The problem is forcing people to get insurance is socialism
What is socialism? What do you mean by socialism? Do you mean the definition of socialism? Does forcing people to get socialism fit the definition of socialism? What's the definition of the definition of socialism? Okay, got silly with the last one, but that's the problem with saying socialism, what the heck do you mean by socialism. I blame it on the Republicans for amorphousizing it to nothingness. To me, it's politically become the go-to term for 'something that I don't like', almost equivalent to 'heretic', except without the religion and shouting.
Come on smjjames, work with my muh brother. I'm saying that as a shorthand for "It's something that will be accused of socialist because it is a government action which forces people into taking certain economic decisions (as opposed to
coerces or
incentivizes, which is perfectly ok, which is an illustration of a doublestandard regarding some abstract belief that you still have the freedom to make a decision, even if you cannot actually afford it in practice; in essence, you still have freedom even if one of those decisions is not realistic, which is a major assumption underlying american culture and US society and government), which is a common definition of socialism in the United States, and is thus politically unpalatable due to decades of cold war against an ideological foe associated with socialism which led to endless tarring of it and anything associated with it. Therefore, the label 'socialist' and 'socialism', regardless of its actual meaning (which is, in fact,
a completely irrelevant question to begin with), will be used to endlessly tar the program with decades of association with the Soviet Union and anti-americanism, which will lead to very public attempts to avoid or subvert the policy even if it leads to going to prison, because then those people will be 'standing up to an oppressive system' and all sorts of nonsense that will be very bad politics indeed. Therefore, coercion/incentivization is used instead, because that avoids, at a minimum, people not following the system because it's
'unpatriotic' and instead creating an illusion that there is a freedom to make an economic decision to buy insurance or not (which as I said before is very common recurring bit in the US); this is not actually the case, since the cost of not making the
correct decision can be made arbitrarily high, but as long as the
illusion of freedom of choice exists, people will accept it, even if the only people who could actually use it are the ultrarich. By doing so, you actually prevent opposition in the first place; opposition still exists under the current plan, mind, but it's far less than it would be."
You see why I didn't want to write all that out? For fucks sake man, just
assume. My hand is sore now, are you happy?
Seriously though, you have to somehow incentivize the healthy people to get into the pool and stay to keep prices down for everybody, otherwise you'd end up with a death spiral. That's why I asked on the EU thread if anybody knew how it worked in other countries or how they did it elsewhere, but from what LW said, it sounds like the US is the only one actually trying to tackle that particular problem right now, or HAS tackled it for that matter.
That sounds remarkably like what I just said! Amazing. The fact is that there
is a country with a model that would help. A quote from Politico:
President Donald Trump has promised that his replacement for Obamacare will “increase access, lower costs and provide better health care,” an ambitious standard for a policy revolution in a modern industrialized nation. But in recent years, there is one country that managed to pass a reform achieving all three of those goals.
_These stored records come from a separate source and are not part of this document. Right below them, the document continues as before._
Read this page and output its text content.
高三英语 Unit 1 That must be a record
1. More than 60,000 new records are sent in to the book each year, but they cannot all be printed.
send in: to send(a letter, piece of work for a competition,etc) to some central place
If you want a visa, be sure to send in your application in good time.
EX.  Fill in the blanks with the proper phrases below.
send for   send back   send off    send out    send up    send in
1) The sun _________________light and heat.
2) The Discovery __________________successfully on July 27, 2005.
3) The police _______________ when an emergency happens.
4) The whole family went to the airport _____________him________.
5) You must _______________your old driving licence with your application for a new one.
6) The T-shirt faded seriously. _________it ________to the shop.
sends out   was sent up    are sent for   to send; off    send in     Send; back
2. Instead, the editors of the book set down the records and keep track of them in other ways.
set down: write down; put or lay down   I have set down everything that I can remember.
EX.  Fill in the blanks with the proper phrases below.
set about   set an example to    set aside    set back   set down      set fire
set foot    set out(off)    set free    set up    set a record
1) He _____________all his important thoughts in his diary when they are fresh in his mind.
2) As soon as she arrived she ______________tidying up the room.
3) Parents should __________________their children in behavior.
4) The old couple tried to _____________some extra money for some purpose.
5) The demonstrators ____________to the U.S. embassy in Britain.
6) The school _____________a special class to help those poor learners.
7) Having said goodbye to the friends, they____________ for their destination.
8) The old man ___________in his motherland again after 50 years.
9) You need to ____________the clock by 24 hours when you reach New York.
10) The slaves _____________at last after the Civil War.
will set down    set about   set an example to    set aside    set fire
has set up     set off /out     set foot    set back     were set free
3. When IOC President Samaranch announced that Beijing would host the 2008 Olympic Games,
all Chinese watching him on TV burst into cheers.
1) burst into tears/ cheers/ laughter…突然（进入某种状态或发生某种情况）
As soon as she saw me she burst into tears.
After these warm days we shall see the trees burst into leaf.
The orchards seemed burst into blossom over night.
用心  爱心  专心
The problem for Trump and the Republican Party is that the country is the United States, and the reform was called “Obamacare.” It has well-documented flaws, but it has helped expand coverage to 20 million uninsured Americans, reduce the growth of U.S. medical costs to historic lows and start to shift the focus of the health system toward results—while also reining in the federal deficit and stabilizing Medicare’s finances.
This new baseline helps explain why the long-awaited House Republican bill to repeal and replace Obamacare is getting such brutal reviews—and why GOP leaders released it before the Congressional Budget Office could calculate how much it would cost or how many Americans it would cover. Critics on the right are trashing it as “Obamacare Lite,” while critics on the left are warning that it will throw millions of families off their insurance, jack up premiums and deductibles and finally create the insurance “death spirals” that Republicans have warned about under Obamacare. And really, both sides have a point.
That’s because health care is about choices, and Republicans who want to re-reform the system face a slew of uncomfortable policy and political trade-offs. Their repeal bill tries to duck many of those trade-offs, by preserving Obamacare’s most popular elements while ditching more controversial reforms that helped hold it together—and by punting on uncomfortable questions like how to pay for it all. There are several serious ideas in the Republican bill that could help improve Obamacare, but the overall result is an unworkable hodgepodge that might satisfy some of the GOP base’s demand for some kind of repeal bill—although judging by the initial conservative reaction, even that looks iffy—but would not achieve Trump’s stated goals.